Теперь поставим вопрос: почему процесс ниспровержения норм столь органично сочетается с тенденциями глобализации? Здесь нам пригодится еще один концепт постструктуралистской и постмодернистской «критики» нормативных начал. В частности, речь идет о понятии множественности текста, предложенном Роланом Бартом. Герменевтическая теория давно уже установила, что процесс интерпретации любого текста в принципе бесконечен и каждый новый интерпретатор воодушевляется неискоренимой множественностью, многозначностью и даже двусмысленностью текста.

Но постструктуралистский текстовой анализ идет дальше, настаивая на том, что сама целостность любого текста — не больше чем миф. «Текстовой анализ не стремится выяснить, чем детерминирован данный текст, взятый в целом как следствие определенной причины; цель состоит скорее в том, чтобы увидеть, как текст взрывается и рассеивается в межтекстовом пространстве…»28

В таком именно горизонте воспринимаются нормы морали и культуры: вместо однозначной интерпретации они подаются как текст, «взрывающийся и рассеивающийся в межтекстовом пространстве». Таким межтекстовым пространством является глобальный мир сосуществующих, сталкивающихся и эпатирующих друг друга национальных культур.

Глобальный «гражданин мира», вместо того чтобы занимать архаическую позицию верноподданного адепта одного из сталкивающихся друг с другом национальных текстов, предпочитает выступать в роли софистического сопоставителя текстов, сознательно эксплуатирующего моменты их взаимной противоречивости. Современный «гражданин мира» сопоставляет тексты не для того, чтобы отобрать среди них наиболее истинный, а для того, чтобы убедить себя и окружающих в том, что проблема истинности вообще не имеет решения и должна быть заменена проблемой «временного контракта» между субъектом и теми из множества нормативных систем, которые на сегодня наиболее его устраивают.
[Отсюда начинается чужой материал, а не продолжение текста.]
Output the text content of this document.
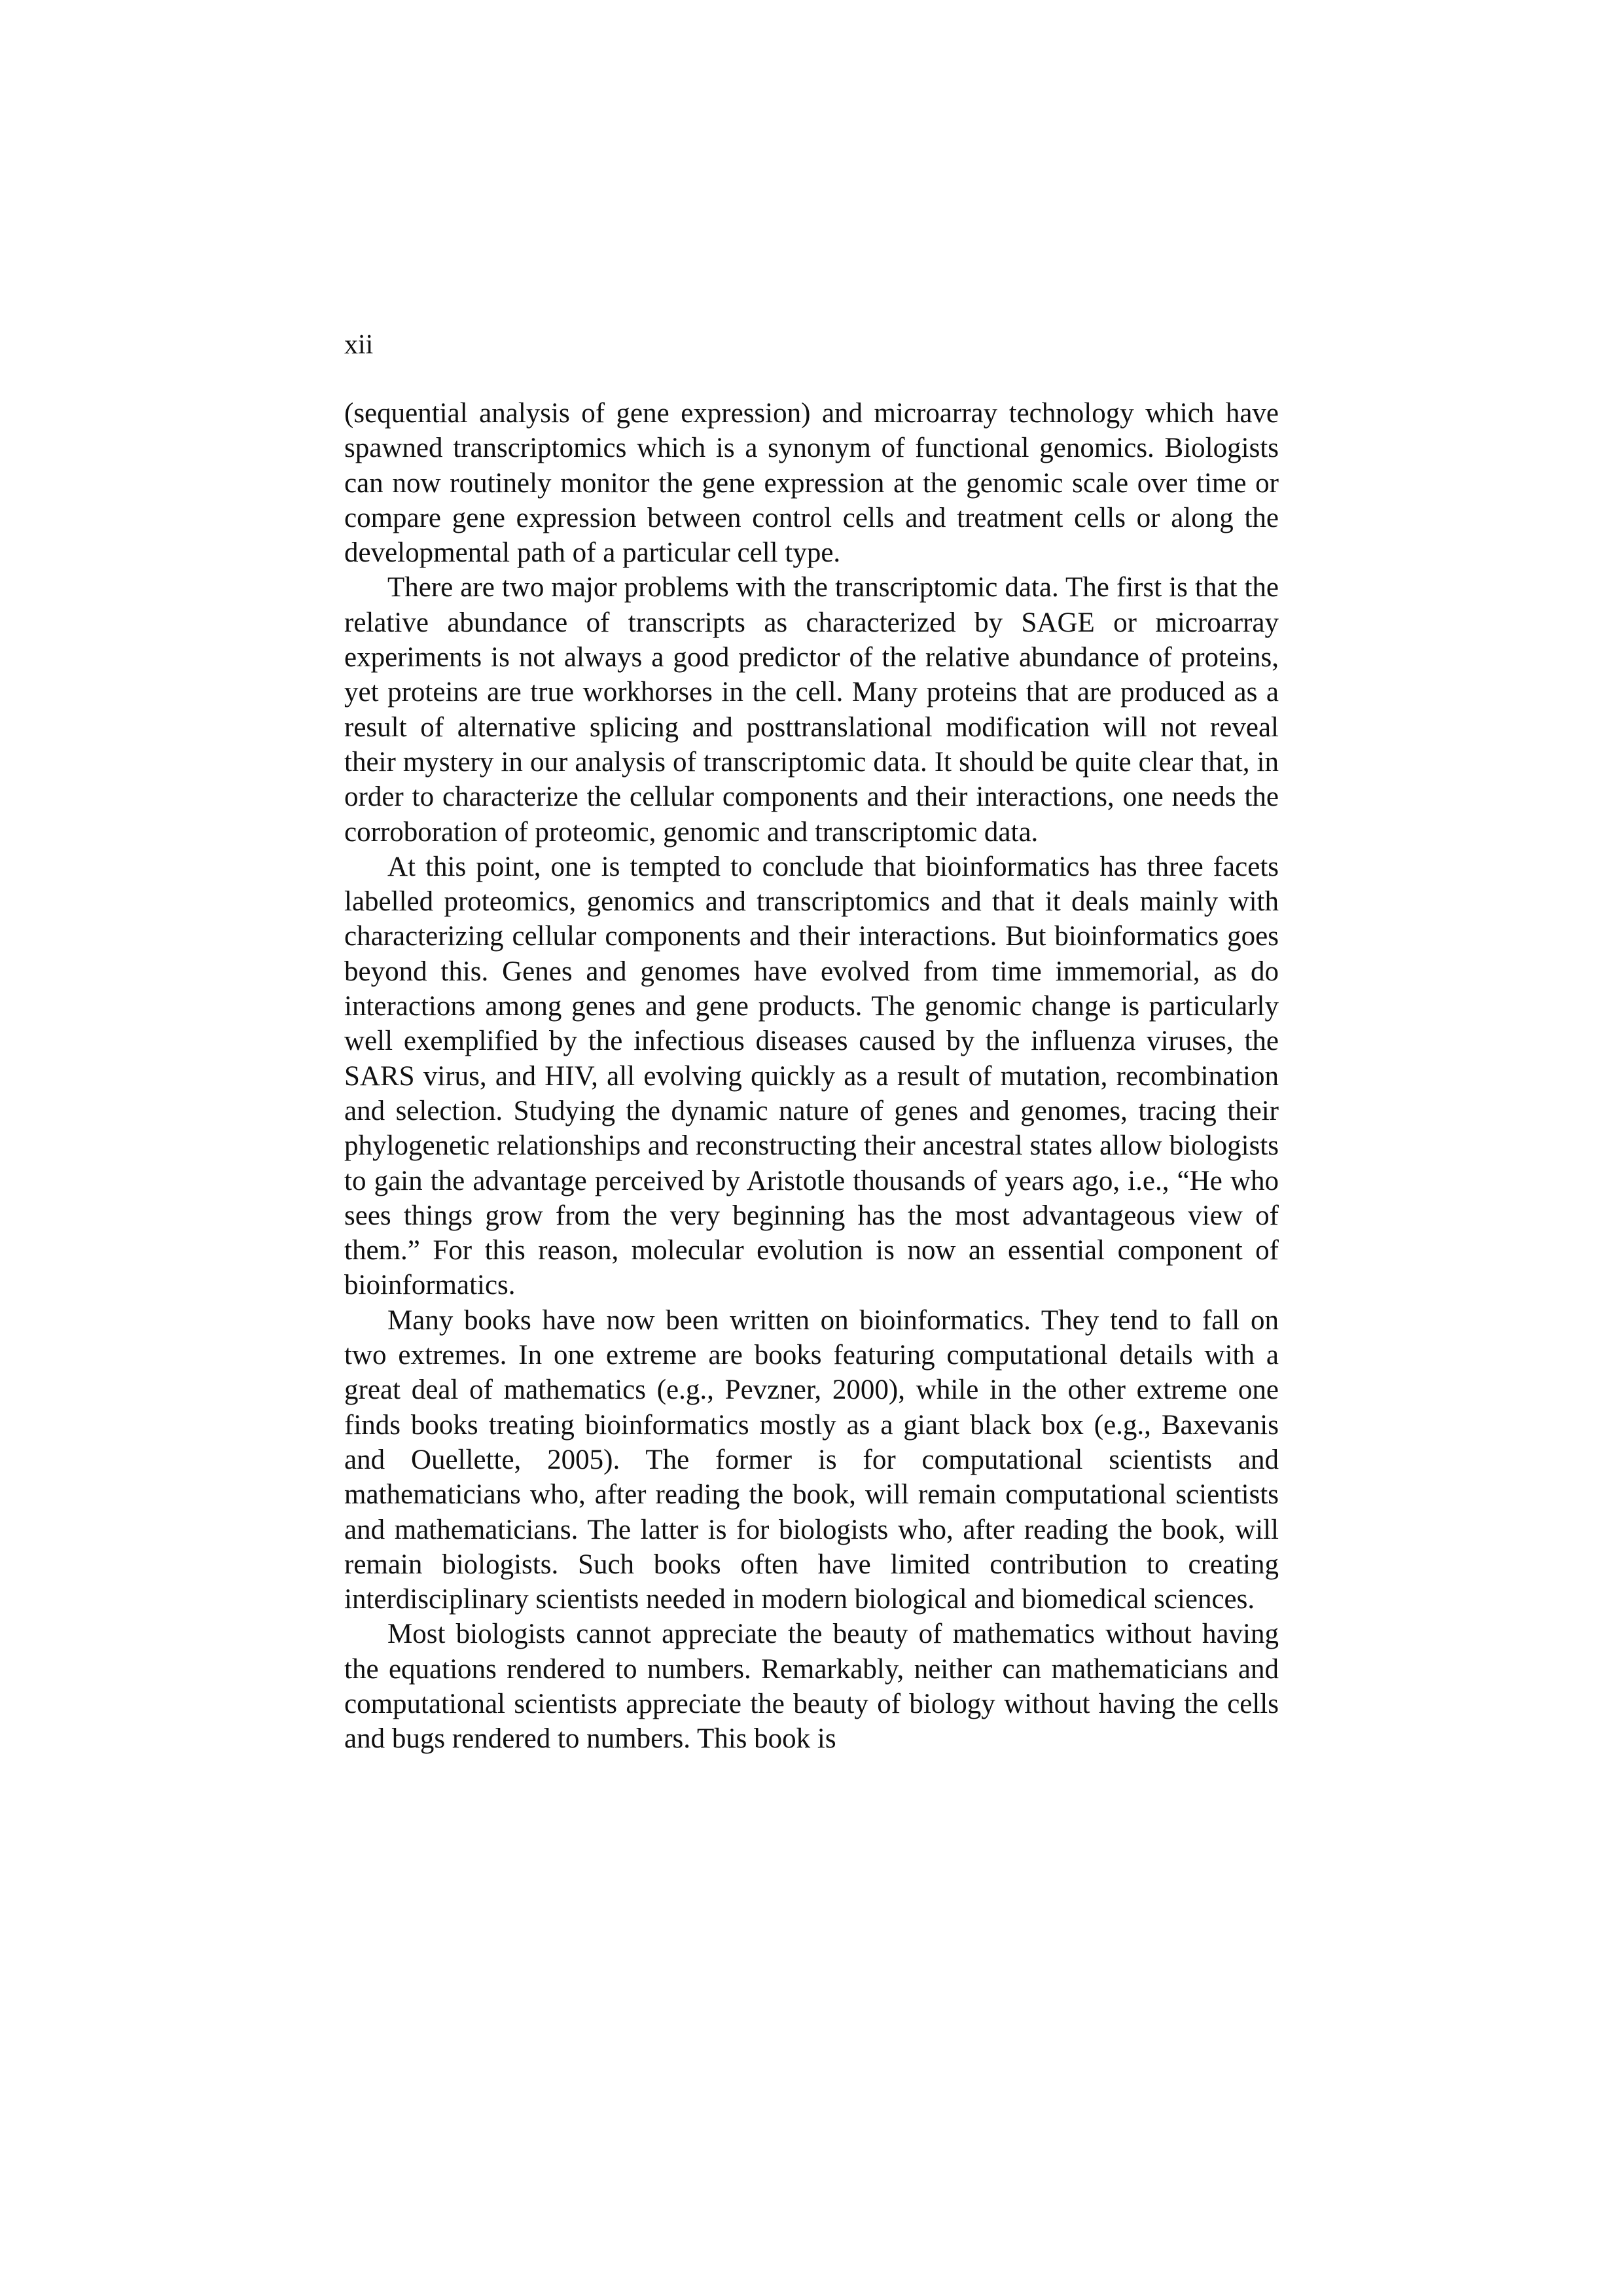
xii

(sequential analysis of gene expression) and microarray technology which have spawned transcriptomics which is a synonym of functional genomics. Biologists can now routinely monitor the gene expression at the genomic scale over time or compare gene expression between control cells and treatment cells or along the developmental path of a particular cell type.

There are two major problems with the transcriptomic data. The first is that the relative abundance of transcripts as characterized by SAGE or microarray experiments is not always a good predictor of the relative abundance of proteins, yet proteins are true workhorses in the cell. Many proteins that are produced as a result of alternative splicing and posttranslational modification will not reveal their mystery in our analysis of transcriptomic data. It should be quite clear that, in order to characterize the cellular components and their interactions, one needs the corroboration of proteomic, genomic and transcriptomic data.

At this point, one is tempted to conclude that bioinformatics has three facets labelled proteomics, genomics and transcriptomics and that it deals mainly with characterizing cellular components and their interactions. But bioinformatics goes beyond this. Genes and genomes have evolved from time immemorial, as do interactions among genes and gene products. The genomic change is particularly well exemplified by the infectious diseases caused by the influenza viruses, the SARS virus, and HIV, all evolving quickly as a result of mutation, recombination and selection. Studying the dynamic nature of genes and genomes, tracing their phylogenetic relationships and reconstructing their ancestral states allow biologists to gain the advantage perceived by Aristotle thousands of years ago, i.e., “He who sees things grow from the very beginning has the most advantageous view of them.” For this reason, molecular evolution is now an essential component of bioinformatics.

Many books have now been written on bioinformatics. They tend to fall on two extremes. In one extreme are books featuring computational details with a great deal of mathematics (e.g., Pevzner, 2000), while in the other extreme one finds books treating bioinformatics mostly as a giant black box (e.g., Baxevanis and Ouellette, 2005). The former is for computational scientists and mathematicians who, after reading the book, will remain computational scientists and mathematicians. The latter is for biologists who, after reading the book, will remain biologists. Such books often have limited contribution to creating interdisciplinary scientists needed in modern biological and biomedical sciences.

Most biologists cannot appreciate the beauty of mathematics without having the equations rendered to numbers. Remarkably, neither can mathematicians and computational scientists appreciate the beauty of biology without having the cells and bugs rendered to numbers. This book is
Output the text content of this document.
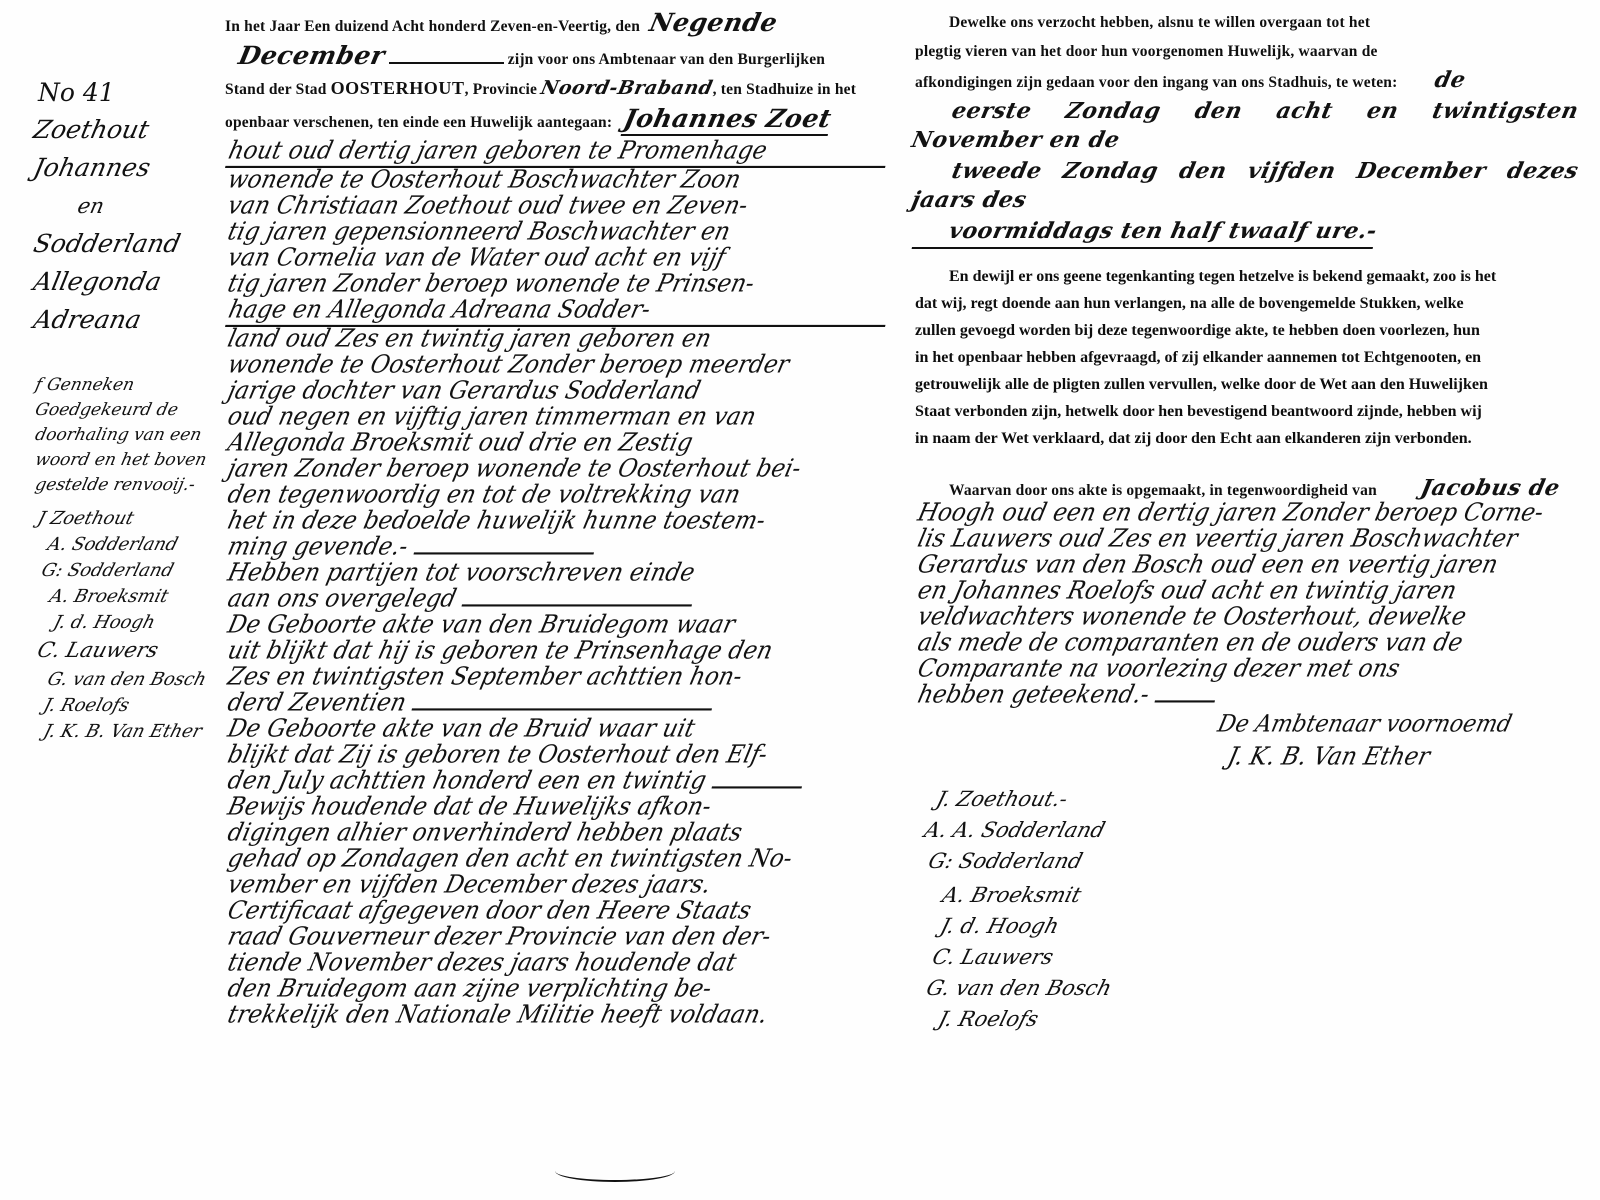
No 41
Zoethout
Johannes
en
Sodderland
Allegonda
Adreana
f Genneken
Goedgekeurd de
doorhaling van een
woord en het boven
gestelde renvooij.-
J Zoethout
A. Sodderland
G: Sodderland
A. Broeksmit
J. d. Hoogh
C. Lauwers
G. van den Bosch
J. Roelofs
J. K. B. Van Ether
In het Jaar Een duizend Acht honderd Zeven-en-Veertig, den Negende
December	zijn voor ons Ambtenaar van den Burgerlijken
Stand der Stad OOSTERHOUT, Provincie Noord-Braband, ten Stadhuize in het
openbaar verschenen, ten einde een Huwelijk aantegaan: Johannes Zoet
hout oud dertig jaren geboren te Promenhage
wonende te Oosterhout Boschwachter Zoon
van Christiaan Zoethout oud twee en Zeven-
tig jaren gepensionneerd Boschwachter en
van Cornelia van de Water oud acht en vijf
tig jaren Zonder beroep wonende te Prinsen-
hage en Allegonda Adreana Sodder-
land oud Zes en twintig jaren geboren en
wonende te Oosterhout Zonder beroep meerder
jarige dochter van Gerardus Sodderland
oud negen en vijftig jaren timmerman en van
Allegonda Broeksmit oud drie en Zestig
jaren Zonder beroep wonende te Oosterhout bei-
den tegenwoordig en tot de voltrekking van
het in deze bedoelde huwelijk hunne toestem-
ming gevende.-
Hebben partijen tot voorschreven einde
aan ons overgelegd
De Geboorte akte van den Bruidegom waar
uit blijkt dat hij is geboren te Prinsenhage den
Zes en twintigsten September achttien hon-
derd Zeventien
De Geboorte akte van de Bruid waar uit
blijkt dat Zij is geboren te Oosterhout den Elf-
den July achttien honderd een en twintig
Bewijs houdende dat de Huwelijks afkon-
digingen alhier onverhinderd hebben plaats
gehad op Zondagen den acht en twintigsten No-
vember en vijfden December dezes jaars.
Certificaat afgegeven door den Heere Staats
raad Gouverneur dezer Provincie van den der-
tiende November dezes jaars houdende dat
den Bruidegom aan zijne verplichting be-
trekkelijk den Nationale Militie heeft voldaan.
Dewelke ons verzocht hebben, alsnu te willen overgaan tot het
plegtig vieren van het door hun voorgenomen Huwelijk, waarvan de
afkondigingen zijn gedaan voor den ingang van ons Stadhuis, te weten: de
eerste Zondag den acht en twintigsten November en de
tweede Zondag den vijfden December dezes jaars des
voormiddags ten half twaalf ure.-
En dewijl er ons geene tegenkanting tegen hetzelve is bekend gemaakt, zoo is het
dat wij, regt doende aan hun verlangen, na alle de bovengemelde Stukken, welke
zullen gevoegd worden bij deze tegenwoordige akte, te hebben doen voorlezen, hun
in het openbaar hebben afgevraagd, of zij elkander aannemen tot Echtgenooten, en
getrouwelijk alle de pligten zullen vervullen, welke door de Wet aan den Huwelijken
Staat verbonden zijn, hetwelk door hen bevestigend beantwoord zijnde, hebben wij
in naam der Wet verklaard, dat zij door den Echt aan elkanderen zijn verbonden.
Waarvan door ons akte is opgemaakt, in tegenwoordigheid van Jacobus de
Hoogh oud een en dertig jaren Zonder beroep Corne-
lis Lauwers oud Zes en veertig jaren Boschwachter
Gerardus van den Bosch oud een en veertig jaren
en Johannes Roelofs oud acht en twintig jaren
veldwachters wonende te Oosterhout, dewelke
als mede de comparanten en de ouders van de
Comparante na voorlezing dezer met ons
hebben geteekend.-
De Ambtenaar voornoemd
J. K. B. Van Ether
J. Zoethout.-
A. A. Sodderland
G: Sodderland
A. Broeksmit
J. d. Hoogh
C. Lauwers
G. van den Bosch
J. Roelofs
Здесь следует провести уточнение, необходимое для того, чтобы объяснить неожиданность нигилистического эффекта для некоторых наиболее прекраснодушных адептов глобального мира и мирового гражданства. Последние ожидали, что в глобальном мире должна произойти замена «провинциальных» норм эгоистического национализма другими, более универсальными и емкими общечеловеческими нормами, не только не уступающими прежним по способности эффективно обеспечивать цивилизованное поведение людей, но даже превосходящими их в этом.

Словом, тем либералы глобализма, которые сохранили «архаическую приверженность» закону и порядку (при условии их несомненной цивилизованности), рассчитывали на замену множества сомнительных норм одной великой и несомненной — общечеловеческой. Более искушенные «специалисты по современности» указали им, что сами поиски устойчивой и ясной нормативности свидетельствуют о рецидивах догматически-репрессивного, тоталитарного мышления. Глобальный мир в его «подлинной», постмодернистской перспективе означает расставание с любой принудительной, то есть не представленной индивиду в форме его добровольного и временного контракта, нормативностью как таковой.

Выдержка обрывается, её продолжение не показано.